Monday, November 3, 2014
Book Review: Shotgun Lovesongs by Nickolas Butler
Author: Nickolas Butler
Enjoyment Rating: ****
Content Alert: swearing, sex
Lucy and I were best friends from the time we were five until we went our separate ways in high school, since she went to the other high school in town. Throughout junior high and high school, I spent most of my time with a group of five girls. We were all smart and ambitious in our own ways, and when we graduated in 1993 and went off to college, our relationships basically came to an end (rekindled through Facebook in the last few years). So I don't have a good sense of what it means to come from a place and a a group of friends and to return to that place and those friends as an adult. Nickolas Butler's sweet, nostalgic book, Shotgun Lovesongs, follows the perspective of a group of friends. Henry and Beth have stayed in Little Wing, Wisconsin, where they run the family farm. Ronny was a famous rodeo cowboy until a drunken binge led to an undiagnosed skull fracture and subsequent brain damage. Kip made big money in Chicago and has returned to Little Wing as the BMOC, renovating the mill. And Lee's one of the most famous indie singers of his generation.

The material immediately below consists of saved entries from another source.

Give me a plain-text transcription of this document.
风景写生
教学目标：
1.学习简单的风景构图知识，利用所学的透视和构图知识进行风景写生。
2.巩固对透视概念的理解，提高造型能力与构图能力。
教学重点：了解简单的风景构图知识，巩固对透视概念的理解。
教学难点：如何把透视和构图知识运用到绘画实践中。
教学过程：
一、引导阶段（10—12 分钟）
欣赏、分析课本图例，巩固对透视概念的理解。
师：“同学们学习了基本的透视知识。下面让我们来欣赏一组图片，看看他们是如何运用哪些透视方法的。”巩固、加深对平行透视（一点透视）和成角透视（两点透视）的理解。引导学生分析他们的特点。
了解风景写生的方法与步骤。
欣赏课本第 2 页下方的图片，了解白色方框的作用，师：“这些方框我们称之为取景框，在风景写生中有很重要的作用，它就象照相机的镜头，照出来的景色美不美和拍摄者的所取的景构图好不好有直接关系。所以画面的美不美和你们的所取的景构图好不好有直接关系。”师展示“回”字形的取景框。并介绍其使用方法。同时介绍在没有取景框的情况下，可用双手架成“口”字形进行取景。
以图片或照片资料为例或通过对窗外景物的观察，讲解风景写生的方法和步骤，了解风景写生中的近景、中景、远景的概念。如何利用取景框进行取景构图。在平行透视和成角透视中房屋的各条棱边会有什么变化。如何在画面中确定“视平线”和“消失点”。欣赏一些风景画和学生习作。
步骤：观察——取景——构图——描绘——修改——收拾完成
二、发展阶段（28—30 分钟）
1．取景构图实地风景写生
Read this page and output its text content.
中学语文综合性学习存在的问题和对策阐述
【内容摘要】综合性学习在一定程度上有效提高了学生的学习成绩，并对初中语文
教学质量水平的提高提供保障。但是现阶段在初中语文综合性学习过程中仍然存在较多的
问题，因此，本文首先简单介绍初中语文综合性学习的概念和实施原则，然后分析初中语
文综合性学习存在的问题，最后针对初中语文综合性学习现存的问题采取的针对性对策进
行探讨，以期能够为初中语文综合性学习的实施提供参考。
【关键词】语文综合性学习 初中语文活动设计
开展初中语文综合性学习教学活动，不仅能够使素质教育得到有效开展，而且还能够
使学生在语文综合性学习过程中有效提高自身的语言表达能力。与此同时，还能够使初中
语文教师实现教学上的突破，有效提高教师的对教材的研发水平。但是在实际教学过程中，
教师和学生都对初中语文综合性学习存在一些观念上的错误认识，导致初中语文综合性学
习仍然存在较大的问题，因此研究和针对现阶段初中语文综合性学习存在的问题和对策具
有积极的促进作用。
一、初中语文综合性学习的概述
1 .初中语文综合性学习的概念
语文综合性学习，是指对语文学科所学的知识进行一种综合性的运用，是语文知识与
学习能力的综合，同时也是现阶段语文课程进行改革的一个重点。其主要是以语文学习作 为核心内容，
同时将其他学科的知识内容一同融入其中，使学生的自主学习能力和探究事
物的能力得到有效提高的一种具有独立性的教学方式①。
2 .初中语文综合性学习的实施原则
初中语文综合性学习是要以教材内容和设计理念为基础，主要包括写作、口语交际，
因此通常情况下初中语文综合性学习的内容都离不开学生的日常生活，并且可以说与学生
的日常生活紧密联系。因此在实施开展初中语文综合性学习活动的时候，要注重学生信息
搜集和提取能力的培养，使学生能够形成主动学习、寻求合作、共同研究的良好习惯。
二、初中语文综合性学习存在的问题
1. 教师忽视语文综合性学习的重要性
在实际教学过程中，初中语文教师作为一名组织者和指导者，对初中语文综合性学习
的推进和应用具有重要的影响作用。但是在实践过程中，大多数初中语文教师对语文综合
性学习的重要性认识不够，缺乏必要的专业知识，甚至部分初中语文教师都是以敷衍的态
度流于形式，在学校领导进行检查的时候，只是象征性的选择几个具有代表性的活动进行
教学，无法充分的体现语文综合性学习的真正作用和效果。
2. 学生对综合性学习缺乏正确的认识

The story, told through the perspective of each of these characters, shows how each of them struggles to fit into Little Wing and into their group of friends. When we lived in Minnesota and my parents were in Chicago, I frequently drove through exactly the kinds of tiny towns where Butler sets his story, and it was a lovely experience to read about someone writing about the complications of being from such a place. The book is smart and sweet and lovely, and makes me wish that I had a greater tie to the place and the people I came from.